На том и разошлись. Пётр был по-прежнему тайным секретарём при Головине, и Фёдор Алексеевич весьма ценил его за быстроту мысли и смекалистость. Знание языков тоже пришлось к делу не в последнюю очередь. Головин иной раз доверял ему вести переговоры с иноземными послами.

Ныне же государь затребовал Головина к себе, дабы тот присутствовал при его переговорах с цесарским канцлером графом Кинским. В Вене царь перестал таиться: в общем-то его инкогнито было бесполезно — чересчур был узнаваем.

Дворцовая пышность с её церемонностью действовала на царя угнетающе. И на его спутников тоже: все они привыкли к простоте. Пришлось, однако, терпеть.

Государь вёл переговоры о возмещении убытков, нанесённых двумя Азовскими походами. Ему хотелось получить от турок Керчь-Корчев, где некогда обосновались русичи.

Граф вежливо улыбался. О да, разумеется, император был бы не против. Однако постановка вопроса весьма щекотлива: без нажима султан Керчь не отдаёт. Уступка? О, об этом не может быть и речи: пусть его величество царь довольствуется тем, что приобрёл. Он может добыть Керчь только воинской силой.

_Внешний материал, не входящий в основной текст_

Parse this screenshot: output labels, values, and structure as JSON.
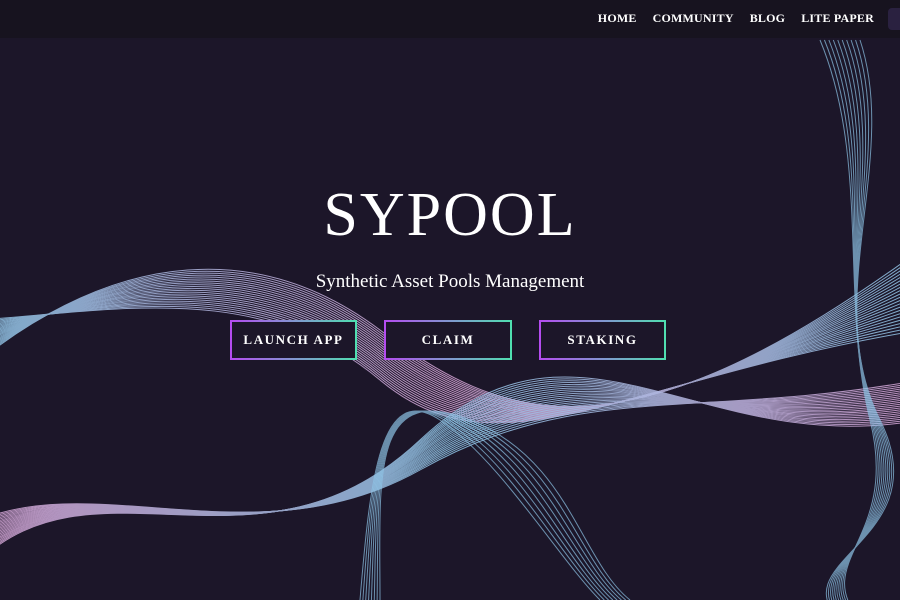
{
  "nav": {
    "items": [
      "HOME",
      "COMMUNITY",
      "BLOG",
      "LITE PAPER"
    ]
  },
  "hero": {
    "title": "SYPOOL",
    "subtitle": "Synthetic Asset Pools Management"
  },
  "actions": {
    "launch_label": "LAUNCH APP",
    "claim_label": "CLAIM",
    "staking_label": "STAKING"
  },
  "colors": {
    "background": "#1c1629",
    "topbar": "#17131f",
    "wave_pink": "#d9a6d8",
    "wave_blue": "#8fc6e8",
    "button_gradient_start": "#b54bf0",
    "button_gradient_end": "#4fe0b0"
  }
}
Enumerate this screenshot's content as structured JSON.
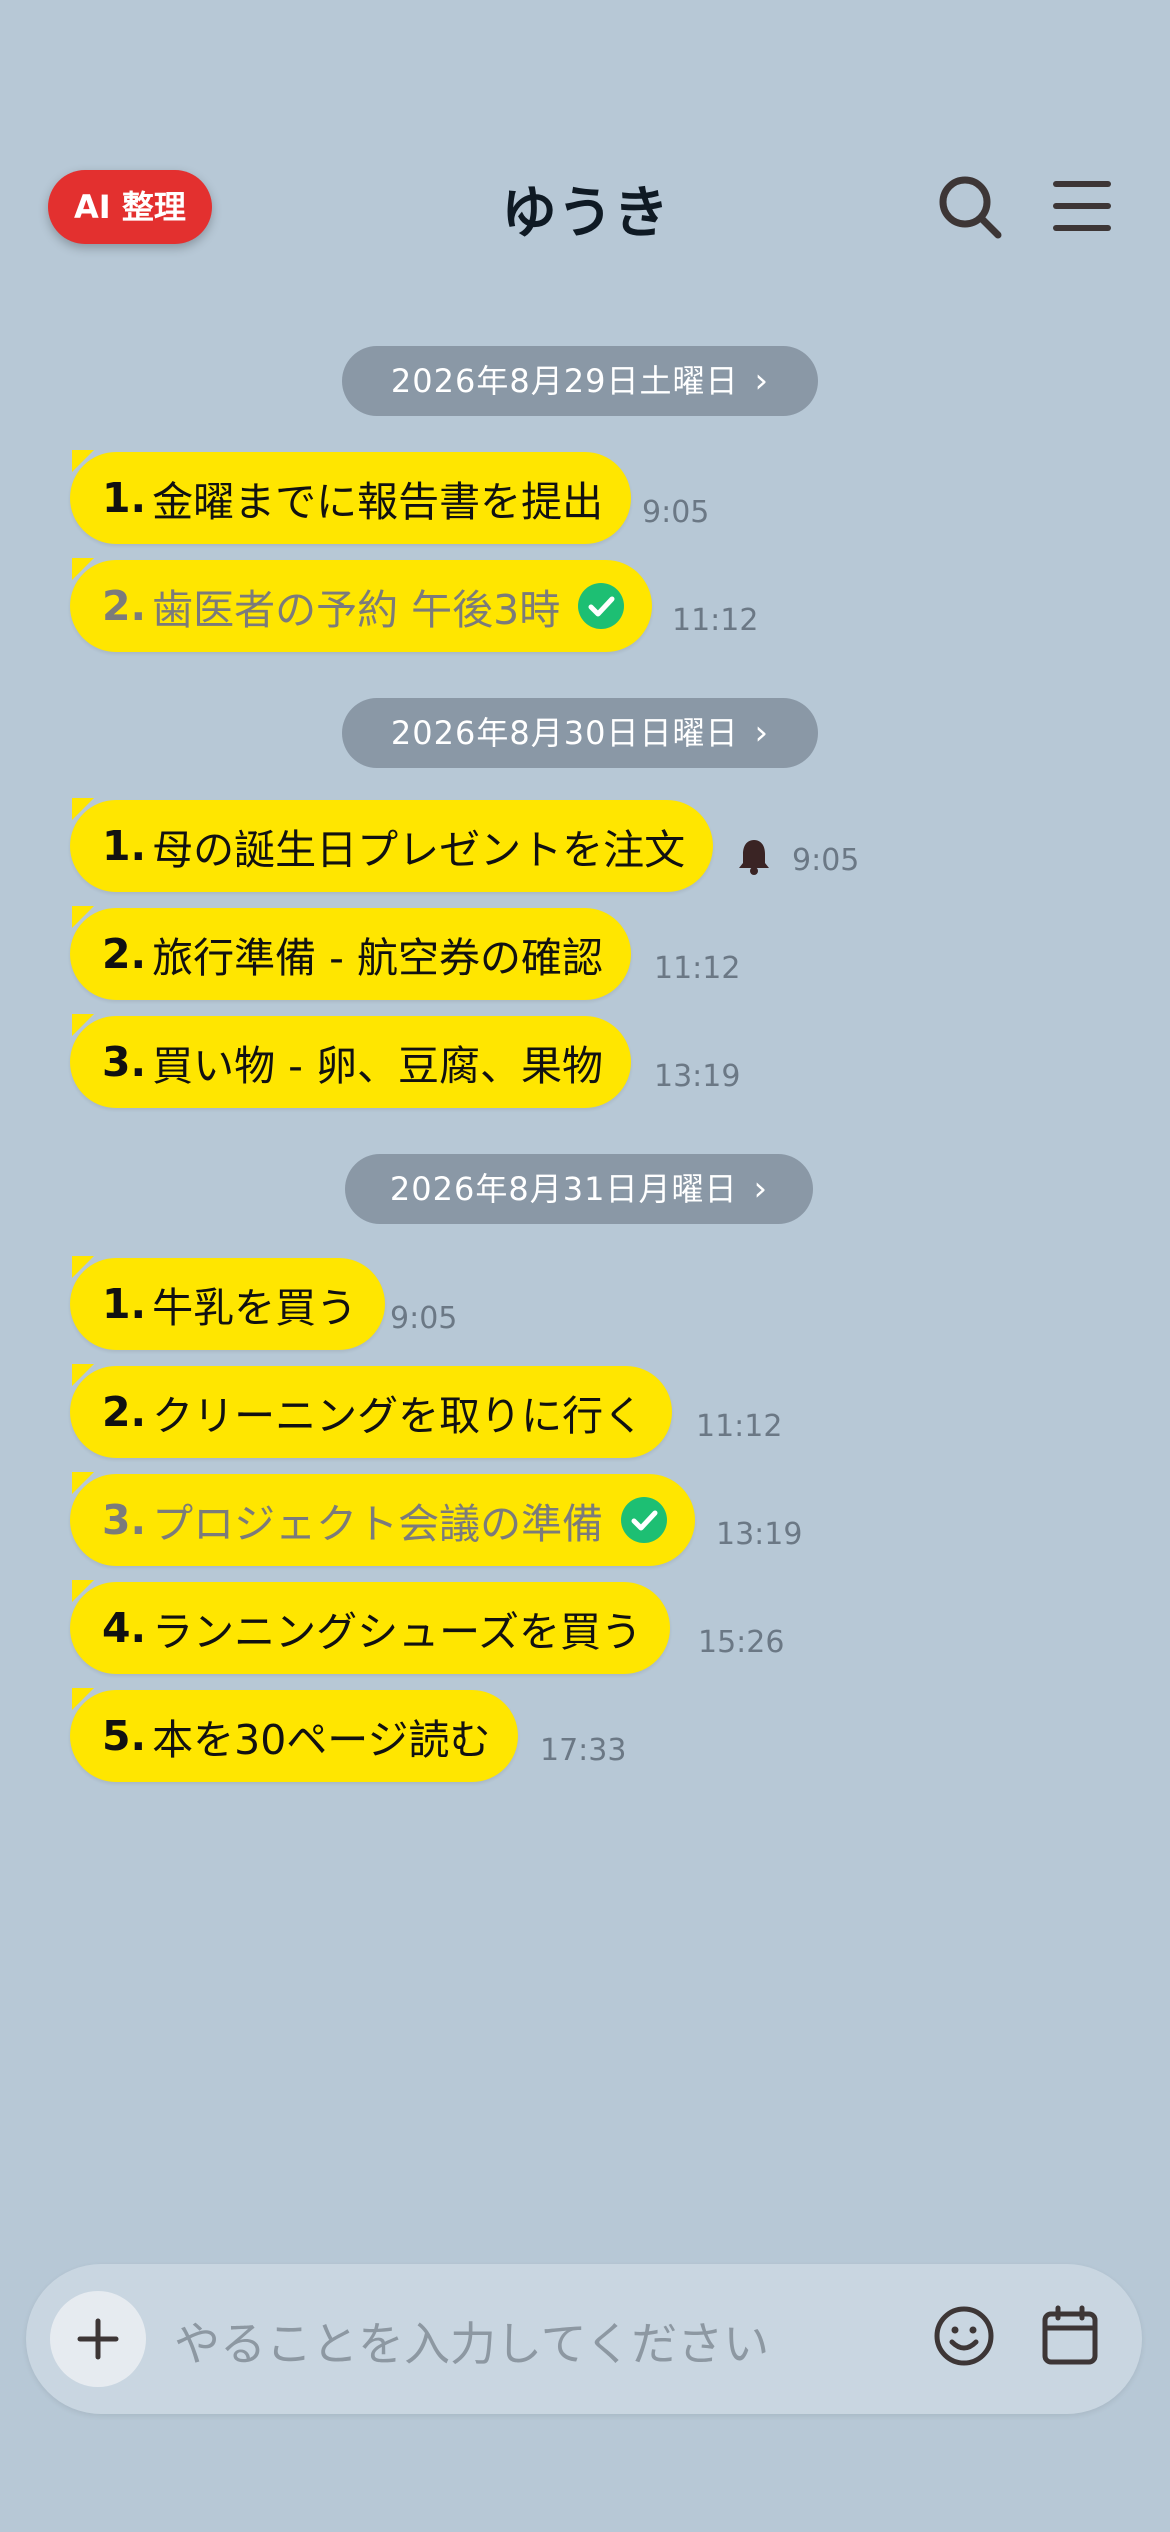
{
  "header": {
    "ai_button": "AI 整理",
    "title": "ゆうき"
  },
  "days": [
    {
      "date": "2026年8月29日土曜日",
      "items": [
        {
          "num": "1.",
          "text": "金曜までに報告書を提出",
          "time": "9:05",
          "done": false
        },
        {
          "num": "2.",
          "text": "歯医者の予約 午後3時",
          "time": "11:12",
          "done": true
        }
      ]
    },
    {
      "date": "2026年8月30日日曜日",
      "items": [
        {
          "num": "1.",
          "text": "母の誕生日プレゼントを注文",
          "time": "9:05",
          "done": false,
          "reminder": true
        },
        {
          "num": "2.",
          "text": "旅行準備 - 航空券の確認",
          "time": "11:12",
          "done": false
        },
        {
          "num": "3.",
          "text": "買い物 - 卵、豆腐、果物",
          "time": "13:19",
          "done": false
        }
      ]
    },
    {
      "date": "2026年8月31日月曜日",
      "items": [
        {
          "num": "1.",
          "text": "牛乳を買う",
          "time": "9:05",
          "done": false
        },
        {
          "num": "2.",
          "text": "クリーニングを取りに行く",
          "time": "11:12",
          "done": false
        },
        {
          "num": "3.",
          "text": "プロジェクト会議の準備",
          "time": "13:19",
          "done": true
        },
        {
          "num": "4.",
          "text": "ランニングシューズを買う",
          "time": "15:26",
          "done": false
        },
        {
          "num": "5.",
          "text": "本を30ページ読む",
          "time": "17:33",
          "done": false
        }
      ]
    }
  ],
  "input": {
    "placeholder": "やることを入力してください"
  },
  "icons": {
    "search": "search-icon",
    "menu": "menu-icon",
    "plus": "plus-icon",
    "emoji": "smiley-icon",
    "calendar": "calendar-icon",
    "check": "check-circle-icon",
    "bell": "bell-icon",
    "chevron": "chevron-right-icon"
  },
  "colors": {
    "background": "#b7c8d6",
    "bubble": "#ffe600",
    "ai_button": "#e3302f",
    "check": "#1dbf73",
    "date_chip": "#8a98a6"
  }
}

— Если бы государь император Леопольд вошёл бы в комплот с другими христианскими государствами противу турка, — настаивал Пётр, — то султан бы вынужден был уступить. А так склонность цесарской стороны к переговорам о мире султан трактует как признак слабости. Не мудрее бы явить силу той стороне, которая уже не раз была под стенами Вены. И только Бог христиан спас австрийскую столицу от бесславного разорения.

   — Конечно, мы защищали нашу столицу, уповая на милосердие Божие, — парировал граф Кински, — но и доблестные наши полки решили дело...

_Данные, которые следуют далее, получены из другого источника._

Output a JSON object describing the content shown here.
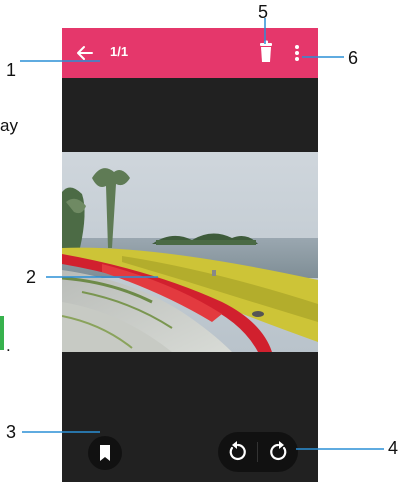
{
  "app": {
    "counter": "1/1"
  },
  "icons": {
    "back": "arrow-left-icon",
    "delete": "trash-icon",
    "more": "more-vert-icon",
    "bookmark": "bookmark-icon",
    "rotate_left": "rotate-left-icon",
    "rotate_right": "rotate-right-icon"
  },
  "colors": {
    "appbar": "#e5376b",
    "screen_bg": "#212121",
    "button_bg": "#111111"
  },
  "callouts": {
    "n1": "1",
    "n2": "2",
    "n3": "3",
    "n4": "4",
    "n5": "5",
    "n6": "6"
  },
  "side_text": {
    "left_top": "ay",
    "left_mid": "."
  }
}
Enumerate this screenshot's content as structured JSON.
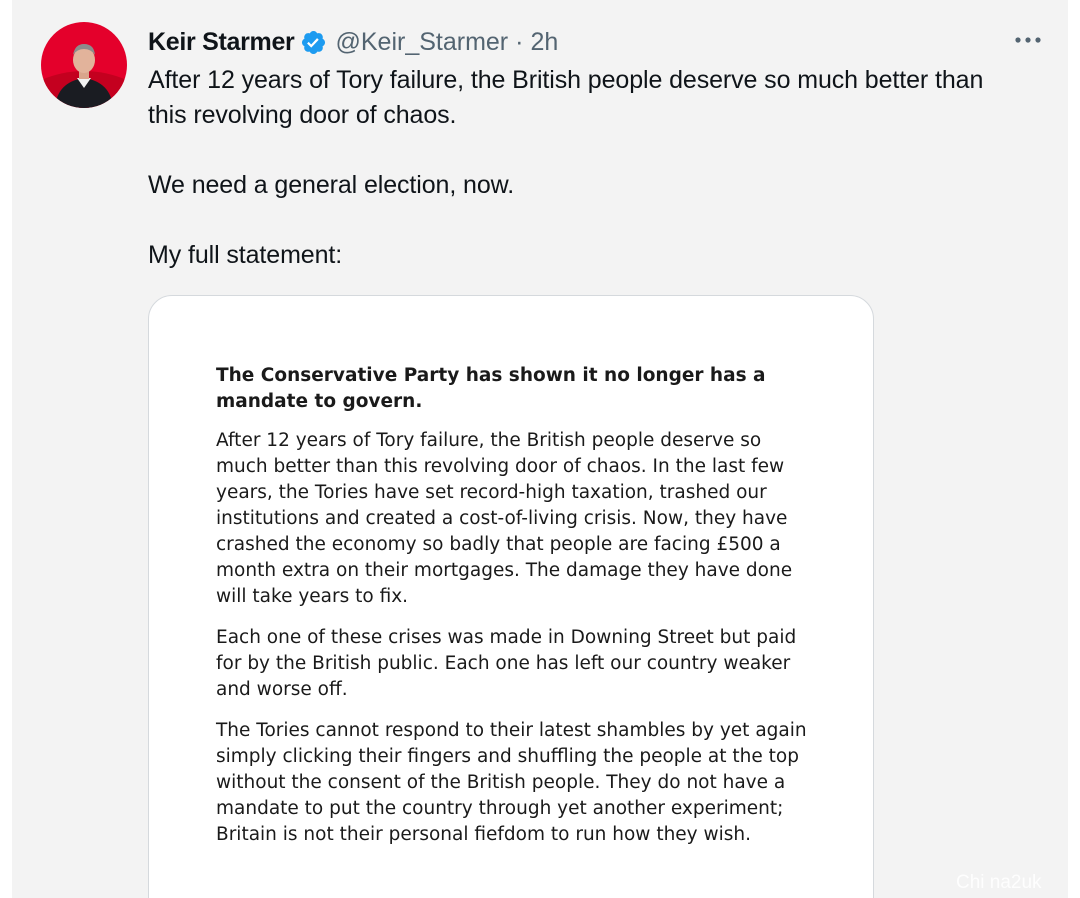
{
  "tweet": {
    "author_name": "Keir Starmer",
    "handle": "@Keir_Starmer",
    "separator": "·",
    "time": "2h",
    "verified_icon": "verified-badge-icon",
    "more_icon": "more-horizontal-icon",
    "text": {
      "p1": "After 12 years of Tory failure, the British people deserve so much better than this revolving door of chaos.",
      "p2": "We need a general election, now.",
      "p3": "My full statement:"
    }
  },
  "statement_image": {
    "heading": "The Conservative Party has shown it no longer has a mandate to govern.",
    "paragraphs": [
      "After 12 years of Tory failure, the British people deserve so much better than this revolving door of chaos. In the last few years, the Tories have set record-high taxation, trashed our institutions and created a cost-of-living crisis. Now, they have crashed the economy so badly that people are facing £500 a month extra on their mortgages. The damage they have done will take years to fix.",
      "Each one of these crises was made in Downing Street but paid for by the British public. Each one has left our country weaker and worse off.",
      "The Tories cannot respond to their latest shambles by yet again simply clicking their fingers and shuffling the people at the top without the consent of the British people. They do not have a mandate to put the country through yet another experiment; Britain is not their personal fiefdom to run how they wish."
    ]
  },
  "watermark": "Chi  na2uk",
  "colors": {
    "verified_blue": "#1d9bf0",
    "secondary_text": "#536471",
    "avatar_background": "#e4002b"
  }
}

   — С помощью доблестного рыцаря короля Польши Яна Собеского, — подхватил Пётр с ехидцей, — кабы не он, турок бы одолел.

   — Не говорите так, ваше царское величество, — граф Кински по-прежнему вежливо и сухо улыбался, — мы тогда выстояли, а потом и перешли в наступление.

   — Эх, граф, — с досадой оборвал его Пётр, — вижу — нам никак не сговориться. Отчего же?

   — Его императорское величество не склонен в настоящее время прибегать к силе ни в каком споре. Мы достаточно пролили крови за дело европейских народов, для их спокойствия. Разумней, на наш взгляд, заключить мир, нежели прибегать к войне. Удивляюсь, ваше величество, государь московский, отчего вы не довольствуетесь приобретённым вашим победоносным оружием.